Falstaff.—Vais á ver, señor Brook, cuánto he padecido por inducir á esta mujer al mal para bien vuestro. Así acondicionado en el canasto, la señora Ford llamó á un par de los bribones criados de su marido para hacerme llevar á los lavaderos de la Ciénaga de Datchet. Tomáronme en hombros, y al salir se dieron en la puerta con el celoso bribón de su amo, quien les preguntó una ó dos veces lo que llevaban en el cesto. Me tembló el cuerpo sólo de pensar que el bellaco lunático hubiese querido registrar; pero el destino, para que no pueda dejar de ser cornudo, le detuvo la mano. Bien: él se fué á registrar la casa, y yo me fuí en calidad de ropa sucia. Pero atended á lo que siguió, señor Brook. He sufrido las torturas de tres muertes diversas. Primero: un terror indecible de ser descubierto por el apolillado carnero manso. Segundo: estar como hoja de Toledo enrollada con la punta junto á la guarnición, encerrado en la circunferencia de un celemín, con la cabeza entre los piés. Y luégo ser embutido allí con pestíferas telas que fermentaban en su propia grasa. Pensad en esto: un hombre de mi temperamento, sensible al calor como la manteca: un hombre que está continuamente sudando y derritiéndose. Fué un milagro no morir asfixiado. Y en lo más fuerte de este baño, cuando estaba ya medio cocido en aceite, como guisado holandés, ser arrojado al Támesis, y enfriarse en esa marejada, pasando de repente del rojo cereza al ceniza oscuro, como herradura de caballo. Considerad esto, considerad: un calor de ascua, un calor de infierno!

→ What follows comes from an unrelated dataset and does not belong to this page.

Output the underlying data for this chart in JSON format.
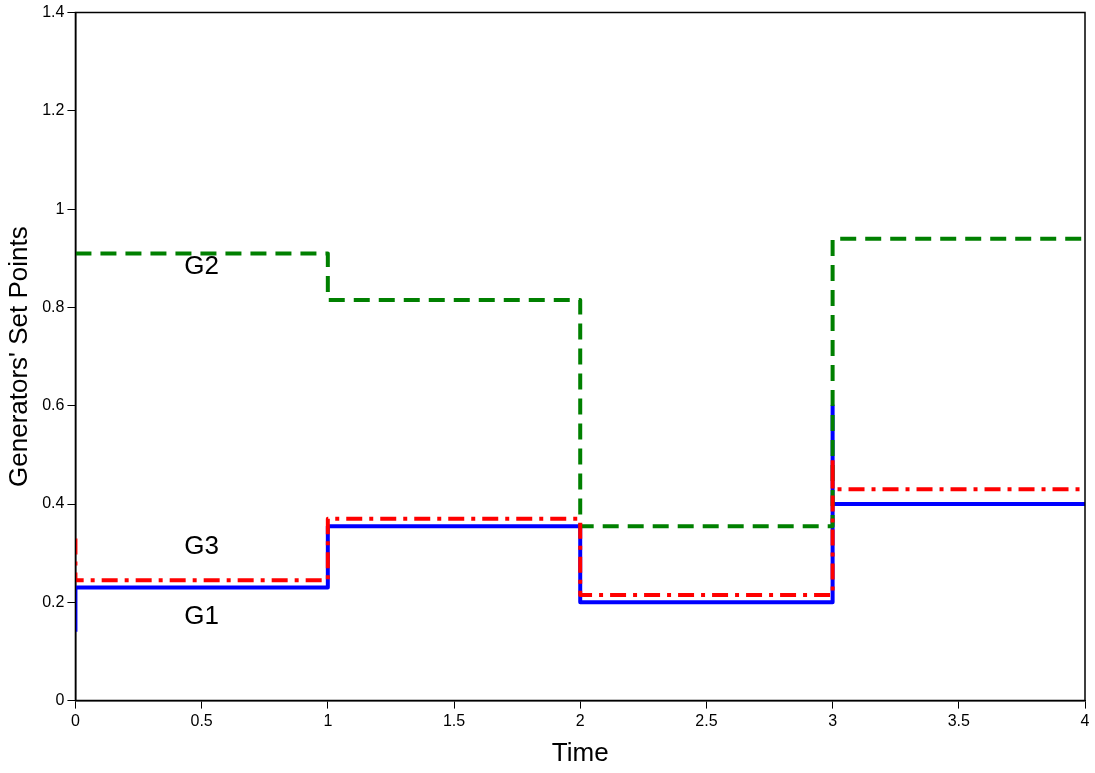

Ford.—Con toda mi alma deploro que por culpa mía hayáis sufrido todo esto. Considero, pues, perdida mi pretensión. ¿Pensáis no volver á hacer la prueba?

Falstaff.—Señor Brook, consentiría en ser arrojado al Etua, como lo he sido al Támesis, antes que dejar esto así. Su marido ha salido á cazar pájaros esta mañana; he recibido de ella otro mensaje dándome nueva cita; y la hora es entre las ocho y las nueve.

Ford.—Pues ya han dado las ocho, señor.

Falstaff.—¿Ya? Entonces acudo inmediatamente á la cita. Venid cuando lo tengáis á bien, y os informaré del progreso que haga. La conclusión ha de ser que gozaréis de ella. Adios. La tendréis, señor Brook, la tendréis y pondréis los cuernos á Ford.

(Sale.)

Ford.—Hum! ¡Ah! ¿Es esto una visión? ¿Es esto un sueño? ¿Estoy dormido? Despierta, Ford: Ford, despierta! Tu mejor precaución se encuentra burlada. ¡Y para esto se casa uno! ¡Para esto tiene uno en su casa ropas y canastas! Bien. Proclamaré en alta voz lo que soy. Ahora no se me escapará el miserable, no. Es imposible que se escape. Está en mi casa, y no se ha de ocultar en una alcancía ni en la caja de la pimienta. Registraré hasta los lugares imposibles, y le he de atrapar á menos que le ayude su consejero el diablo. Si no puedo evitar lo que soy, al menos no me resignaré mansamente á ser lo que no quisiera. Y si he detener cuernos, yo haré que tenga razón el refrán, y que ese bribón salga por la punta de un cuerno.